Ce décret prévoit la création d’une aide complémentaire au fonds de solidarité pour les entreprises qui ont acquis, entre le 1er janvier 2020 et le 31 décembre 2020, au moins un fonds de commerce dont l’activité a été interdite d’accueil du public sans interruption entre novembre 2020 et mai 2021 et qui n’ont fait aucun chiffre d’affaires en 2020. Cette aide est limitée à 1,8 M€.

L’aide est ouverte aux entreprises qui remplissent, cumulativement, les conditions suivantes :

  • avoir été créées au plus tard le 31 décembre 2020 ;
  • avoir repris intégralement un fonds de commerce, entre le 1er janvier 2020 et le 31 décembre 2020 ;
  • être toujours propriétaire du fonds de commerce lors du dépôt de la demande ;
  • avoir la même activité principale (par exemple, un restaurant reprenant un restaurant) ;
  • avoir un fonds de commerce dont l’activité a fait l’objet d’une interdiction d’accueil du public sans interruption entre novembre 2020, ou la date d’acquisition du fonds, et mai 2021 ;
  • n’avoir généré aucun chiffre d’affaires en 2020.

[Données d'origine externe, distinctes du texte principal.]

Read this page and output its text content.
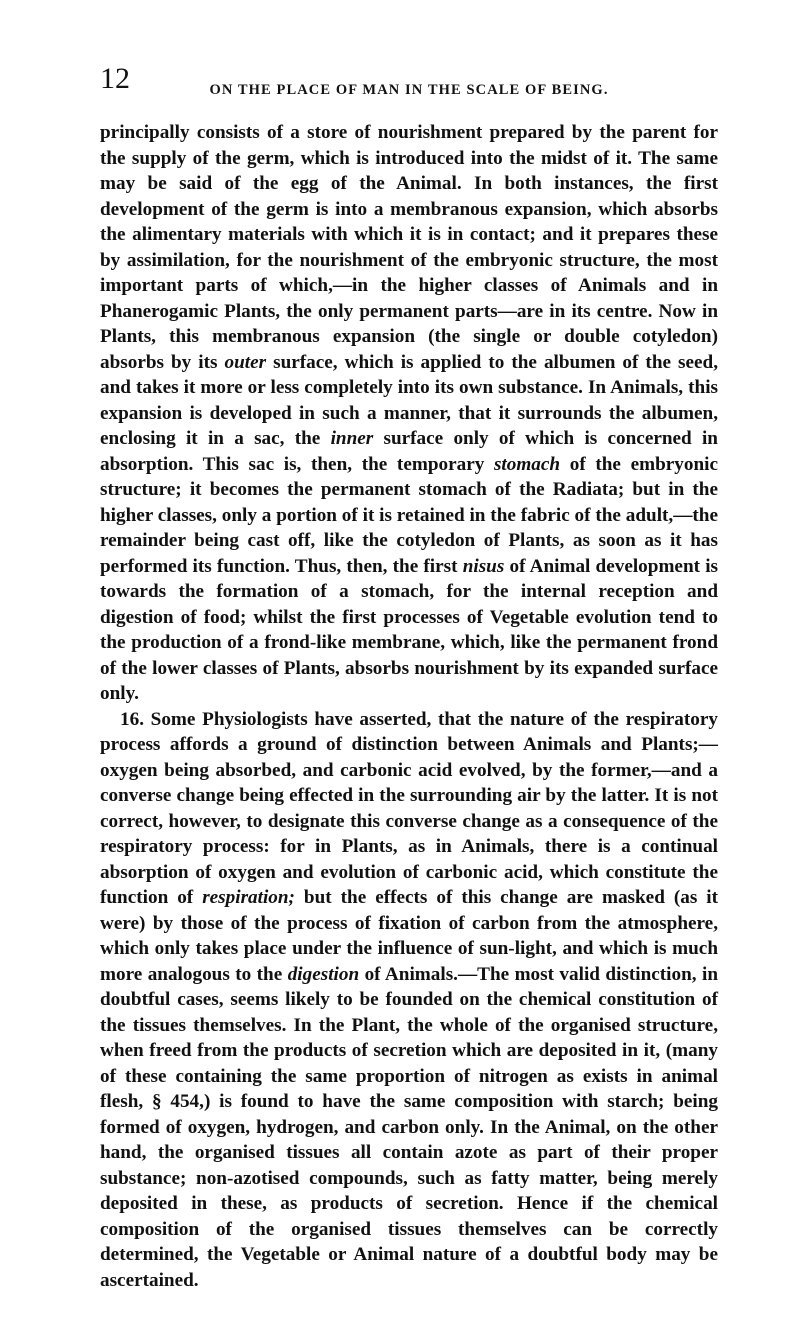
12	ON THE PLACE OF MAN IN THE SCALE OF BEING.

principally consists of a store of nourishment prepared by the parent for the supply of the germ, which is introduced into the midst of it. The same may be said of the egg of the Animal. In both instances, the first development of the germ is into a membranous expansion, which absorbs the alimentary materials with which it is in contact; and it prepares these by assimilation, for the nourishment of the embryonic structure, the most important parts of which,—in the higher classes of Animals and in Phanerogamic Plants, the only permanent parts—are in its centre. Now in Plants, this membranous expansion (the single or double cotyledon) absorbs by its outer surface, which is applied to the albumen of the seed, and takes it more or less completely into its own substance. In Animals, this expansion is developed in such a manner, that it surrounds the albumen, enclosing it in a sac, the inner surface only of which is concerned in absorption. This sac is, then, the temporary stomach of the embryonic structure; it becomes the permanent stomach of the Radiata; but in the higher classes, only a portion of it is retained in the fabric of the adult,—the remainder being cast off, like the cotyledon of Plants, as soon as it has performed its function. Thus, then, the first nisus of Animal development is towards the formation of a stomach, for the internal reception and digestion of food; whilst the first processes of Vegetable evolution tend to the production of a frond-like membrane, which, like the permanent frond of the lower classes of Plants, absorbs nourishment by its expanded surface only.

16. Some Physiologists have asserted, that the nature of the respiratory process affords a ground of distinction between Animals and Plants;—oxygen being absorbed, and carbonic acid evolved, by the former,—and a converse change being effected in the surrounding air by the latter. It is not correct, however, to designate this converse change as a consequence of the respiratory process: for in Plants, as in Animals, there is a continual absorption of oxygen and evolution of carbonic acid, which constitute the function of respiration; but the effects of this change are masked (as it were) by those of the process of fixation of carbon from the atmosphere, which only takes place under the influence of sun-light, and which is much more analogous to the digestion of Animals.—The most valid distinction, in doubtful cases, seems likely to be founded on the chemical constitution of the tissues themselves. In the Plant, the whole of the organised structure, when freed from the products of secretion which are deposited in it, (many of these containing the same proportion of nitrogen as exists in animal flesh, § 454,) is found to have the same composition with starch; being formed of oxygen, hydrogen, and carbon only. In the Animal, on the other hand, the organised tissues all contain azote as part of their proper substance; non-azotised compounds, such as fatty matter, being merely deposited in these, as products of secretion. Hence if the chemical composition of the organised tissues themselves can be correctly determined, the Vegetable or Animal nature of a doubtful body may be ascertained.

L’aide est calculée à partir de l’excédent brut d’exploitation coûts fixes, défini par le décret du 24 mars 2021, solde intermédiaire de gestion, sur la période éligible concernée de six mois (janvier-juin 2021). Elle est calculée et attestée, par un expert-comptable, tiers de confiance, à partir du grand livre ou de la balance générale de l’entreprise. L’aide est égale à 70 % de l’opposé mathématiques de l’EBE coûts fixes pour les entreprises de plus de 50 salariés (90 % pour les petites entreprises).

L’aide sera déposée à compter du 15 juillet 2021 et jusqu’au 1er septembre 2021 inclus sur l’espace professionnel du site www.impots.gouv.fr.

 

Sauf abus de droit, une assemblée générale de SARL peut se tenir n’importe où

Chambre commerciale Cour de Cassation, 31 mars 2021

Cet arrêt vient rappeler que dans le silence des statuts, le lieu de réunion des assemblées générales d’une société à responsabilité limitée est fixé par l’auteur de la convocation, cette décision ne pouvant être remise en cause que si elle constitue un abus de droit.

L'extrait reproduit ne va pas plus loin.